Or you might like to consider adding a tasteful but oddly positioned picture?

Where do the cables in the cavity come from? Is there no way of getting back to the previous socket and pulling a new cable though to the next one?

Leaving aside the issue of not having cables in cavities either, of course. Though this is more a building regs-damp penetration, rather than electrical issue.

This is beginning to sound like just the sort of can of worms which might in the past be solved by squeezing the regs a bit somewhere, but which under part P might call for a complete house rewire.
 
pretty much no way of going back to the previos socket, but the wall can be hacked abit. Can a metal plated box not be used if the wires are correctly crimped?
 
Well,,, Given that the cabling is mechanically protected in front and entering from the cavity behind, and the connections are a method approved for burying, then so far so good.

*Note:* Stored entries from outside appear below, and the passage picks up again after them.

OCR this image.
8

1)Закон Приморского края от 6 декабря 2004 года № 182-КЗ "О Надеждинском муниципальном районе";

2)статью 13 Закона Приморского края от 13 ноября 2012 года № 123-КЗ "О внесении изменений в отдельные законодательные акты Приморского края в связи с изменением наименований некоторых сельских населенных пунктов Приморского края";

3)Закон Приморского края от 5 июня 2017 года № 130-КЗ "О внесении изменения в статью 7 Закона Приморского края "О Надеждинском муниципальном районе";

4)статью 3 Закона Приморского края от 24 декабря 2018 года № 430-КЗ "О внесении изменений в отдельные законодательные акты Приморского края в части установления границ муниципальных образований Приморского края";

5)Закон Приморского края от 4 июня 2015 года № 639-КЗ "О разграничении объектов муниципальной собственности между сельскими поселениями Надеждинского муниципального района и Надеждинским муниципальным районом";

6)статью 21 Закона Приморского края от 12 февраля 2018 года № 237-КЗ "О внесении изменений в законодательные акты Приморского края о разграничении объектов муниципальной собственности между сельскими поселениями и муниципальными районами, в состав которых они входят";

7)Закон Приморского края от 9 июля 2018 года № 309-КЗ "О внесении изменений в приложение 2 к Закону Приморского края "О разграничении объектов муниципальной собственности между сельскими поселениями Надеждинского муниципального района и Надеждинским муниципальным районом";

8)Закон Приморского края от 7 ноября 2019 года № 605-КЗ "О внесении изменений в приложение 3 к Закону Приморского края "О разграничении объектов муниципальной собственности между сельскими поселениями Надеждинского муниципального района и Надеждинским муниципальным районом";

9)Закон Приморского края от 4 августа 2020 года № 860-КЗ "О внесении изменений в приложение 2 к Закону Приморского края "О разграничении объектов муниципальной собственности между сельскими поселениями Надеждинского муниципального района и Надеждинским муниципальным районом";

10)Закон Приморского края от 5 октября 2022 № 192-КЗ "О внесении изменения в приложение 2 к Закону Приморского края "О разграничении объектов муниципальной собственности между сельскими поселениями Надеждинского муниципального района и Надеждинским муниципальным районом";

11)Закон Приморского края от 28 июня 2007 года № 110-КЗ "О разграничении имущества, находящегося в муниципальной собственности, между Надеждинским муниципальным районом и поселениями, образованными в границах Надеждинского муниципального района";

That would just leave the issue of cables running in cavity. Which sounds like it might be a problem elsewhere too. Given that this is a damp penetration issue, and that you have not changed anything by your work, then electrically it sounds ok. If you are asking how strictly part P might be enforced to require additional remedial work on existing installations, I havn't a clue.
 
thanks damocles. i thought that would be the case, nice to have it confirmed. as for the cables in the cavity, from what i can see the whole house is like it! (still its not mine so thats a relief!)

Cheers

thermo
 
For others in a similar situation, if upstairs etc, why not pull back the cables into the loft, and fit a MK metal clad socket etc in the loft..., and join the wires there, that way you have a socket in the loft, and solved the wires joint problems at one hit!